"""
.. _tut-erp-stats:

===========================================================
Visualising statistical significance thresholds on EEG data
===========================================================

MNE-Python provides a range of tools for statistical hypothesis testing
and the visualisation of the results. Here, we show a few options for
exploratory and confirmatory tests - e.g., targeted t-tests, cluster-based
permutation approaches (here with Threshold-Free Cluster Enhancement);
and how to visualise the results.

The underlying data comes from :footcite:`DufauEtAl2015`; we contrast long vs.
short words. TFCE is described in :footcite:`SmithNichols2009`.
"""

# Authors: The MNE-Python contributors.
# License: BSD-3-Clause
# Copyright the MNE-Python contributors.

# %%

import matplotlib.pyplot as plt
import numpy as np
from scipy.stats import ttest_ind

import mne
from mne.channels import find_ch_adjacency, make_1020_channel_selections
from mne.stats import spatio_temporal_cluster_test

np.random.seed(0)

# Load the data
path = mne.datasets.kiloword.data_path() / "kword_metadata-epo.fif"
epochs = mne.read_epochs(path)
# These data are quite smooth, so to speed up processing we'll (unsafely!) just
# decimate them
epochs.decimate(4, verbose="error")
name = "NumberOfLetters"

# Split up the data by the median length in letters via the attached metadata
median_value = str(epochs.metadata[name].median())
long_words = epochs[name + " > " + median_value]
short_words = epochs[name + " < " + median_value]

#############################################################################
# If we have a specific point in space and time we wish to test, it can be
# convenient to convert the data into Pandas Dataframe format. In this case,
# the :class:`mne.Epochs` object has a convenient
# :meth:`mne.Epochs.to_data_frame` method, which returns a dataframe.
# This dataframe can then be queried for specific time windows and sensors.
# The extracted data can be submitted to standard statistical tests. Here,
# we conduct t-tests on the difference between long and short words.

time_windows = ((0.2, 0.25), (0.35, 0.45))
elecs = ["Fz", "Cz", "Pz"]
index = ["condition", "epoch", "time"]

# display the EEG data in Pandas format (first 5 rows)
print(epochs.to_data_frame(index=index)[elecs].head())

report = "{elec}, time: {tmin}-{tmax} s; t({df})={t_val:.3f}, p={p:.3f}"
print("\nTargeted statistical test results:")
for tmin, tmax in time_windows:
    long_df = long_words.copy().crop(tmin, tmax).to_data_frame(index=index)
    short_df = short_words.copy().crop(tmin, tmax).to_data_frame(index=index)
    for elec in elecs:
        # extract data
        A = long_df[elec].groupby("condition").mean()
        B = short_df[elec].groupby("condition").mean()

        # conduct t test
        t, p = ttest_ind(A, B)

        # display results
        format_dict = dict(
            elec=elec, tmin=tmin, tmax=tmax, df=len(epochs.events) - 2, t_val=t, p=p
        )
        print(report.format(**format_dict))

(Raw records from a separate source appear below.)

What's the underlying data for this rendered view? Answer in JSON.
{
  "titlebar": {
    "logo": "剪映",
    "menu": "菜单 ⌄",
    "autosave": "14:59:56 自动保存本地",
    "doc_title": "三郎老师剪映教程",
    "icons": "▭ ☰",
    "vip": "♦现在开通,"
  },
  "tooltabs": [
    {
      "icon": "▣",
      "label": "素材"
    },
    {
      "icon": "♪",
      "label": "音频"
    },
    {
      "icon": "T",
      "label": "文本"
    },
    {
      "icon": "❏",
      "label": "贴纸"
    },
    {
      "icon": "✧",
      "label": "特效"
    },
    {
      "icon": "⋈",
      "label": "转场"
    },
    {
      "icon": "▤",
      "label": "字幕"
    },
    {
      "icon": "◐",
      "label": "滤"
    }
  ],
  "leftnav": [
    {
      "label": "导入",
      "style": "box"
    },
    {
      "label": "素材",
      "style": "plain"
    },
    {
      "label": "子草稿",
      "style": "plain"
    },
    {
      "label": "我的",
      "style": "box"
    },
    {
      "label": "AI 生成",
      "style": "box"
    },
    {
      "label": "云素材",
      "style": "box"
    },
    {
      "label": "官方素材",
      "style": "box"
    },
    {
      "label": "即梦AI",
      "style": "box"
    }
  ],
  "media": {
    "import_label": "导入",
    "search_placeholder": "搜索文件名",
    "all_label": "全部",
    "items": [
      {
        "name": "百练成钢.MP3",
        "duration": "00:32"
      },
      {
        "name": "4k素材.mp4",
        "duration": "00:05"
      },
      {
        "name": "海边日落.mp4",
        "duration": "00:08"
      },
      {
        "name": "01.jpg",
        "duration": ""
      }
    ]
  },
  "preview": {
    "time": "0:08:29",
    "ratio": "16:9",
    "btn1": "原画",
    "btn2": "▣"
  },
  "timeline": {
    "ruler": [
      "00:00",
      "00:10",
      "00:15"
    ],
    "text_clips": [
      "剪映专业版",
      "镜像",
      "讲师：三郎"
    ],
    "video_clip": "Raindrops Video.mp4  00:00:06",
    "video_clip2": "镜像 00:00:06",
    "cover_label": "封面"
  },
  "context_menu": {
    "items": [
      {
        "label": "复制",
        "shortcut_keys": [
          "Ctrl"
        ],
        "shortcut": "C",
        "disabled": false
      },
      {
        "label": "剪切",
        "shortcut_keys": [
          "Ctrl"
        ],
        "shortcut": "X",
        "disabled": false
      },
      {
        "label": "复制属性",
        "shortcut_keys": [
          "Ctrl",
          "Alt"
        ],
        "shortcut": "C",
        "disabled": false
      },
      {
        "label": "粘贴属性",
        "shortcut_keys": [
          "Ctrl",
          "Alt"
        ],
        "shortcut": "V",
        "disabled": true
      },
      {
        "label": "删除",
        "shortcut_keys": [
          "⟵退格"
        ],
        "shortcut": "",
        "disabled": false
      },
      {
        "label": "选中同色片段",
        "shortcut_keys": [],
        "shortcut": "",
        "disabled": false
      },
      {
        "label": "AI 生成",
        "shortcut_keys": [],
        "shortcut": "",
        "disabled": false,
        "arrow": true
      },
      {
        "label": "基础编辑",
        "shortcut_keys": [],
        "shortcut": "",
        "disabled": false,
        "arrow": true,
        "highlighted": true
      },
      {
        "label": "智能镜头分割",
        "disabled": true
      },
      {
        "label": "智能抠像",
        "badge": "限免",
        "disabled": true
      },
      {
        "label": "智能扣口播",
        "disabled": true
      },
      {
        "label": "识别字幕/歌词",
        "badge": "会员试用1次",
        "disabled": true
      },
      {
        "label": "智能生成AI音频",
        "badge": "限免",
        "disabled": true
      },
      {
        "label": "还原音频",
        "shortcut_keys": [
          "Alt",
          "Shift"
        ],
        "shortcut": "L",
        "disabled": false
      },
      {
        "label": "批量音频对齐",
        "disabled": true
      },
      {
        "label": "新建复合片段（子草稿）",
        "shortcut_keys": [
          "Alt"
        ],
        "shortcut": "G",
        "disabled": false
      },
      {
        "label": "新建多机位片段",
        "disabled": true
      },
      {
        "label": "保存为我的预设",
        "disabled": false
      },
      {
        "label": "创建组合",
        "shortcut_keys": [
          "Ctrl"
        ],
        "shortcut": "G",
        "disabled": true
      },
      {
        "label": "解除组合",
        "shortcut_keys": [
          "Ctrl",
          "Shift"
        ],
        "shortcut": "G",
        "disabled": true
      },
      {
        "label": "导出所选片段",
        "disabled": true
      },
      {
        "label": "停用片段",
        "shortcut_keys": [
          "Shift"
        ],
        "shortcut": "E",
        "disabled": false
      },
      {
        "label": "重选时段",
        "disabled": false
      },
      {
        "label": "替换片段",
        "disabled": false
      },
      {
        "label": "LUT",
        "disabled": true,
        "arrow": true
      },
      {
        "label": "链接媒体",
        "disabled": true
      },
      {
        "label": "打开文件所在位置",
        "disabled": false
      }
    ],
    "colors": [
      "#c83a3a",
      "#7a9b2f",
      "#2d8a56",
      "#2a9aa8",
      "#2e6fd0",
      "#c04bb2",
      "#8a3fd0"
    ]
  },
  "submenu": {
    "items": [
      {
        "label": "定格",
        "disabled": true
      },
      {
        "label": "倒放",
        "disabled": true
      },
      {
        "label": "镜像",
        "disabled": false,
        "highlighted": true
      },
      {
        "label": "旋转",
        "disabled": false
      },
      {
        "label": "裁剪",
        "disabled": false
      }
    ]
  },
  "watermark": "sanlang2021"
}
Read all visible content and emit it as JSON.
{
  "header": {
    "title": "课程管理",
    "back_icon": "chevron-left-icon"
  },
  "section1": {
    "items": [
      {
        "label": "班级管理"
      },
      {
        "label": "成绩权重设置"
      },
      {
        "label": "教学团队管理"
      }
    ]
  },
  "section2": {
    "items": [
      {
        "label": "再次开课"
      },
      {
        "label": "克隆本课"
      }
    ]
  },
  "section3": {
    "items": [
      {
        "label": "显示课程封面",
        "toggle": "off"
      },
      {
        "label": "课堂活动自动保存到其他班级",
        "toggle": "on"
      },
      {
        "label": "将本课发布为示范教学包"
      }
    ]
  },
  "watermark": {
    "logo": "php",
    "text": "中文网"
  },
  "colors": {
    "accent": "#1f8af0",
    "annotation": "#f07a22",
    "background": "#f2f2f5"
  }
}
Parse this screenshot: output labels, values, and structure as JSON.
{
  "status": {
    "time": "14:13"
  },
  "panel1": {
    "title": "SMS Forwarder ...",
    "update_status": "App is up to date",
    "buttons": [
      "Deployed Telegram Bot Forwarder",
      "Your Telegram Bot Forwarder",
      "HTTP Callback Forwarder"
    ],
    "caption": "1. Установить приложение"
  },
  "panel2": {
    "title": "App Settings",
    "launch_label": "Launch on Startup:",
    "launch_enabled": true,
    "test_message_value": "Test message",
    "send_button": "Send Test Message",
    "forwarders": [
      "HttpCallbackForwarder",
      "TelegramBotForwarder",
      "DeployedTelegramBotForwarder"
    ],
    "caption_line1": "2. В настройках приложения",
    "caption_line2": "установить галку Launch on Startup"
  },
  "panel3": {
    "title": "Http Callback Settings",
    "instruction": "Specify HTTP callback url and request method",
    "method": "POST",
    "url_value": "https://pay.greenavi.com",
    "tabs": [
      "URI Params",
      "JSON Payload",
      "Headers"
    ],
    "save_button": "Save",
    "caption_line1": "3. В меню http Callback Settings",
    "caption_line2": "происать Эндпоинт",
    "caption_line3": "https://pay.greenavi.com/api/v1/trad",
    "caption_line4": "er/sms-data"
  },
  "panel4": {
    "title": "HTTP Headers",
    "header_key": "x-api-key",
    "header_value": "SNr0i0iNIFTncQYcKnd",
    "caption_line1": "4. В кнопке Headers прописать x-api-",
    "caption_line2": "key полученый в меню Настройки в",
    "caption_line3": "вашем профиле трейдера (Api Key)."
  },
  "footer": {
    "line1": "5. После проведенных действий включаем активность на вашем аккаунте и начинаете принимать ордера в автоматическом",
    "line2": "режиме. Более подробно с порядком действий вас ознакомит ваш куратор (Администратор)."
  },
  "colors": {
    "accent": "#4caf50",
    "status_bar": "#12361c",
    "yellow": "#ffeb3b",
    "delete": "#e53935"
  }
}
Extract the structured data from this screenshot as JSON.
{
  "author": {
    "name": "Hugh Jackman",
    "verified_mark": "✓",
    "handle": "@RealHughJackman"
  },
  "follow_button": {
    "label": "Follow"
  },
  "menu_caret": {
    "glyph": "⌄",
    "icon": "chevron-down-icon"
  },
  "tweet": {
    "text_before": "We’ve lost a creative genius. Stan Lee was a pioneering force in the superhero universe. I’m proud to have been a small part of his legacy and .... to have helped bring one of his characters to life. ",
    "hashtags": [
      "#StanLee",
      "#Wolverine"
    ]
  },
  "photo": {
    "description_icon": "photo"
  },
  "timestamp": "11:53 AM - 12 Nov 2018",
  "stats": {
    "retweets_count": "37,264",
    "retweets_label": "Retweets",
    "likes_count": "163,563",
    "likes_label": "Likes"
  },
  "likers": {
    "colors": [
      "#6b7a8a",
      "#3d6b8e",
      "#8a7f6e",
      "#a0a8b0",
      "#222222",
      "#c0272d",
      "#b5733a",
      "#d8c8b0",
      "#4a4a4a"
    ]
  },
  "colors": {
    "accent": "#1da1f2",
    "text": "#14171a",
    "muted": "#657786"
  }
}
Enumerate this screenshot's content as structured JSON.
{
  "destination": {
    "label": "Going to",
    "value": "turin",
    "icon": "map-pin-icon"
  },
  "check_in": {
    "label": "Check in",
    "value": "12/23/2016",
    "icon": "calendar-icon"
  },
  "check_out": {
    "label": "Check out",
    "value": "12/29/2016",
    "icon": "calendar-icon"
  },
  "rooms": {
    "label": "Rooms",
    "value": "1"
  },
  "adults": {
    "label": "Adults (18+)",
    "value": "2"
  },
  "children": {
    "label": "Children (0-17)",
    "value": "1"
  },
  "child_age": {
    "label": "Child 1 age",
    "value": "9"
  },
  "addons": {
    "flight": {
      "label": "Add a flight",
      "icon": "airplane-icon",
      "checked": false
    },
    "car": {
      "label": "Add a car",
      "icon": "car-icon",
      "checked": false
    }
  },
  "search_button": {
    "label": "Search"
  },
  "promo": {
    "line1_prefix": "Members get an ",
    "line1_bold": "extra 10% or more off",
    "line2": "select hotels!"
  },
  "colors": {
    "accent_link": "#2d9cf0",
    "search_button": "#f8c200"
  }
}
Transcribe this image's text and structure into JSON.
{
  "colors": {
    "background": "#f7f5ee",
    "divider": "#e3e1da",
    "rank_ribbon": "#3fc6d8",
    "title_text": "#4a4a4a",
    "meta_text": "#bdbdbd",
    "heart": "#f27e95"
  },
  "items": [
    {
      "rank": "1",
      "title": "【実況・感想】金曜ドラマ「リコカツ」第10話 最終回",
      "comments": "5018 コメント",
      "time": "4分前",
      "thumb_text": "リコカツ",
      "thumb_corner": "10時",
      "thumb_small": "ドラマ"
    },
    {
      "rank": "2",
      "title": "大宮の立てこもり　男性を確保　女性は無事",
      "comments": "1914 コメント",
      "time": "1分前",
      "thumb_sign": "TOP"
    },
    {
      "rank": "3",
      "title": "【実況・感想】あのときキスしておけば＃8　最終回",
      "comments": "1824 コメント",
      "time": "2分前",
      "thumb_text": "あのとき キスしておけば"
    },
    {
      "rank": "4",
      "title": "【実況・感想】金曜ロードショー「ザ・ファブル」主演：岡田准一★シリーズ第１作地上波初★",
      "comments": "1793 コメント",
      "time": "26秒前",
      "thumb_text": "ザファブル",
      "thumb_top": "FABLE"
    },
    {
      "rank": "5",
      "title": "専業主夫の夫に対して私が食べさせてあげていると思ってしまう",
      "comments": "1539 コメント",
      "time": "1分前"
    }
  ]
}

##############################################################################
# Absent specific hypotheses, we can also conduct an exploratory
# mass-univariate analysis at all sensors and time points. This requires
# correcting for multiple tests.
# MNE offers various methods for this; amongst them, cluster-based permutation
# methods allow deriving power from the spatio-temoral correlation structure
# of the data. Here, we use TFCE.

# Calculate adjacency matrix between sensors from their locations
adjacency, _ = find_ch_adjacency(epochs.info, "eeg")

# Extract data: transpose because the cluster test requires channels to be last
# In this case, inference is done over items. In the same manner, we could
# also conduct the test over, e.g., subjects.
X = [
    long_words.get_data(copy=False).transpose(0, 2, 1),
    short_words.get_data(copy=False).transpose(0, 2, 1),
]
tfce = dict(start=0.4, step=0.4)  # ideally start and step would be smaller

# Calculate statistical thresholds
t_obs, clusters, cluster_pv, h0 = spatio_temporal_cluster_test(
    X, tfce, adjacency=adjacency, n_permutations=100
)  # a more standard number would be 1000+
significant_points = cluster_pv.reshape(t_obs.shape).T < 0.05
print(str(significant_points.sum()) + " points selected by TFCE ...")

##############################################################################
# The results of these mass univariate analyses can be visualised by plotting
# :class:`mne.Evoked` objects as images (via :class:`mne.Evoked.plot_image`)
# and masking points for significance.
# Here, we group channels by Regions of Interest to facilitate localising
# effects on the head.

# We need an evoked object to plot the image to be masked
evoked = mne.combine_evoked(
    [long_words.average(), short_words.average()], weights=[1, -1]
)  # calculate difference wave
time_unit = dict(time_unit="s")
evoked.plot_joint(
    title="Long vs. short words", ts_args=time_unit, topomap_args=time_unit
)  # show difference wave

# Create ROIs by checking channel labels
selections = make_1020_channel_selections(evoked.info, midline="12z")

# Visualize the results
fig, axes = plt.subplots(nrows=3, figsize=(8, 8))
axes = {sel: ax for sel, ax in zip(selections, axes.ravel())}
evoked.plot_image(
    axes=axes,
    group_by=selections,
    colorbar=False,
    show=False,
    mask=significant_points,
    show_names="all",
    titles=None,
    **time_unit,
)
plt.colorbar(axes["Left"].images[-1], ax=list(axes.values()), shrink=0.3, label="µV")

plt.show()

# %%
# References
# ----------
# .. footbibliography::